What sort of language does Kate Korycki call that used by Polish politicians?

A

Memory-talk

153
Q

What is the most profound distinction between Poland’s political parties in the view of Kate Korycki?

A

How they interpret the past 70 years of Polish history.

154
Q

How is the Polish political field organised according to Kate Korycki?

A

“the past organizes the political field in Poland”

155
Q

What does the turn to the past mean for the typical right-left divide of politics in Poland according to Korycki?

A

It gives it a moral character, making it a matter of right-wrong, us-them instead.

156
Q

What 2 things does PiS claim about communism in Poland in Korycki’s view?

A

First, that it is evil and anti-Polish, and second that it is not over but is persisting due to post-communist allies in government (in other words, their political opponents).

157
Q

What does the charge of being a communist mean in Poland?

A

Being anti-Polish, because communism is foreign and evil because it is anti-Polish.

158
Q

Although communist influence has declined in Poland, where does Korycki see its continued influence?

A

As a symbolic trope.

159
Q

What is the dual utility to PiS of labelling their opponents as communists?

A

It polarises the political field by making their opponents enemies of Poland, but also allows PiS to portray themself as Poland’s saviour.

160
Q

How varied are Poland’s party’s programmes?

A

Not very.
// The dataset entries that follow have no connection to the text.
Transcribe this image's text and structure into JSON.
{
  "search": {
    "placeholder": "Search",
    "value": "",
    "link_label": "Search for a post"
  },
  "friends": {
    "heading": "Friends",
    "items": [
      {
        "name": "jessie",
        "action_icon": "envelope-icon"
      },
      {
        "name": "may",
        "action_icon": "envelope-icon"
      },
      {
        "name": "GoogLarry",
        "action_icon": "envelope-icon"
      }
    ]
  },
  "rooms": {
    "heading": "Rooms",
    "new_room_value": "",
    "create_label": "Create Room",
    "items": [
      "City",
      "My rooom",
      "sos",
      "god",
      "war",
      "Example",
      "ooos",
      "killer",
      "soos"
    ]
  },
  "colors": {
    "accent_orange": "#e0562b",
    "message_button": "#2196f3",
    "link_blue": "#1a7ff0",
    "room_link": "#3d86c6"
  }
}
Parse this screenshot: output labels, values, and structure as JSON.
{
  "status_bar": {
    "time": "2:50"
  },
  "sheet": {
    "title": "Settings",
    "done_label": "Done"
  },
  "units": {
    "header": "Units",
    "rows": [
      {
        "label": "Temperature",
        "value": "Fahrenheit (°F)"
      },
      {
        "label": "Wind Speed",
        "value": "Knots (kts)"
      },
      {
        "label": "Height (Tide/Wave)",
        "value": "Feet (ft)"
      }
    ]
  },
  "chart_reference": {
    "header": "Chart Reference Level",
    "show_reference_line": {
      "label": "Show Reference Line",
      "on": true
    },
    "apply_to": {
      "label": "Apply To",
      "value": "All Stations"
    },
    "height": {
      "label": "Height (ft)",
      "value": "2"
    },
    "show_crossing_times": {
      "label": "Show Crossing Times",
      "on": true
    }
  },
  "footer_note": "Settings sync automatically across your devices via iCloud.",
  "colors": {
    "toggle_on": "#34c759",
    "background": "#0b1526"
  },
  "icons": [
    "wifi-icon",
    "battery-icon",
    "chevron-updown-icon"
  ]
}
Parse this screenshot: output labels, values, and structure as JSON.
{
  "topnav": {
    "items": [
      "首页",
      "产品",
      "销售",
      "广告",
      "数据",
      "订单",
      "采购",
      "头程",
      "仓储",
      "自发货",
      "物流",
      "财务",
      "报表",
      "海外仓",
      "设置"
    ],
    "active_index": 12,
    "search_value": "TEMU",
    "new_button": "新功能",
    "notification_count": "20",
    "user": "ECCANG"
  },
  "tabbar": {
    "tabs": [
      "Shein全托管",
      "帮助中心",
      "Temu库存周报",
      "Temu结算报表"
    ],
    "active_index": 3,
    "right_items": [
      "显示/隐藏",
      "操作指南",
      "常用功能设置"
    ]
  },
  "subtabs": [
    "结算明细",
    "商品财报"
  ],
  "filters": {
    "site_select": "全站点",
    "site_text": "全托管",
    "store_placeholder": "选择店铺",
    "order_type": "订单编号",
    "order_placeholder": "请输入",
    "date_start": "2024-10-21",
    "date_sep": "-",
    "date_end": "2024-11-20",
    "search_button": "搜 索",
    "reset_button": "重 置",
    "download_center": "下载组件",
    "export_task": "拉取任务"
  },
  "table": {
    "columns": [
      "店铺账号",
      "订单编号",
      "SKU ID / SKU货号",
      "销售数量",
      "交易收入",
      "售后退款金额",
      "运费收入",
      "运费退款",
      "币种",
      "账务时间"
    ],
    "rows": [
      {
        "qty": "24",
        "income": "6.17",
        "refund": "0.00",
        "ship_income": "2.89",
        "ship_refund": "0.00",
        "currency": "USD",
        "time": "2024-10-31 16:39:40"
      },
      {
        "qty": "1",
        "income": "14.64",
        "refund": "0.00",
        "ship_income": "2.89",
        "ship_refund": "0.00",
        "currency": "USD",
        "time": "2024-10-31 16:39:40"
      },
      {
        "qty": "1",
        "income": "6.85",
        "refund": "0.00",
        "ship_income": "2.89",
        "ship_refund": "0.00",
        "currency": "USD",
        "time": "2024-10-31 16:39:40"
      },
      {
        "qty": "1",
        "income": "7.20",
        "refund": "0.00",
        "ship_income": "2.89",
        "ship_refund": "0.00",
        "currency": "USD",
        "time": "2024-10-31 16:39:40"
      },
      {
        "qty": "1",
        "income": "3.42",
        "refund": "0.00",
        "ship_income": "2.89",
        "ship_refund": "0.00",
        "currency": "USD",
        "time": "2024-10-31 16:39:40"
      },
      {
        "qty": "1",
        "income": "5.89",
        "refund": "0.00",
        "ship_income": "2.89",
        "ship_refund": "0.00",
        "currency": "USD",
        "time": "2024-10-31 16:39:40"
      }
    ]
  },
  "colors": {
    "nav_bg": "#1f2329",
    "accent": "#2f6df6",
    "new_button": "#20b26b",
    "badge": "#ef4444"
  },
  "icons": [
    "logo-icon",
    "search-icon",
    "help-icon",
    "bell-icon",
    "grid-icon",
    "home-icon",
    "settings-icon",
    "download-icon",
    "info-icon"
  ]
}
They are all on the right regarding the economy and all generally desire less Church influence in government although to slightly varying degrees.

161
Q

Despite the similarities in the programmes of Poland’s parties, how does Kate Korycki describe the political field?

A

As intensely contested and polarised.

162
Q

Where does the intense competition between Polish parties come from if they are all programatically similar?

A

Their views and orientation to the past and communism in particular.

163
Q

How does Kate Korycki describe PiS?

A

Christian-Democratic
Socially conservative
Friendly to the Church
Sceptical of the EU
Pro-local market

164
Q

How does Kate Korycki describe PO?

A

Neoliberal
Seeks to limit the state
Promote market solutions to economic and social problems

165
Q

How does Kate Korycki describe SLD?

A

Liberal party
Friendly to business
Firmly committed to the EU
More than PO or PiS, suspicious of the Church

166
Q

At what level does Korycki think competition between parties in Poland operate?

A

Political identity

167
Q

How does Korycki describe parties in Poland that do not condemn communism explicitly?

A

As non-dominant players.

168
Q

How does PiS define Poland’s political problem?

A

In terms of persisting communism.

169
Q

What does PiS accuse of allowing communism to persist?

A

The SLD and their allies PO, whose members are all former comunists or their descendants.

170
Q

Why does PO accuse PiS as being irrational?

A

Because to PO communism ended in Poland with the fall of the USSR.

171
Q

What rhetorical purpose does the past serve for PO?

A

They point to the failures of communist central planning to promote their own pro-market reforms and argue for further market liberalism.

172
Q

Where does the rhetorical power of anti-communism come from in Poland?

A

Its anti-Polishness and irredemable evil.

173
Q

How is the national community understood to Poles?

A

A community of:
- culture
- language
- historical experience
- political tradition
- civilizational values
- experienced fate

174
Q

Who does PiS present as Poland’s 2 historical enemies?

A

The Nazis and the communists.

175
Q

What areas of the state are still captured by communist from before 1989 according to PiS?

A
  • Judiciary
  • Bureaucracy
  • Military
  • Security
  • Police forces
  • Bank managers
176
Q

What does denying the transition from communism allow PiS to do according to Kate Korycki?

A

Make the past present.

177
Q

How does Korycki describe PiS’s tactics at their most basic?

A

“The method at its most basic involves branding enemies as communists or their direct ideational descendants. This designation does not need explaining—it carries an automatic, transparent, and deadly moral load.”

178
Q

What is worse in the Polish view, Nazism or Communism?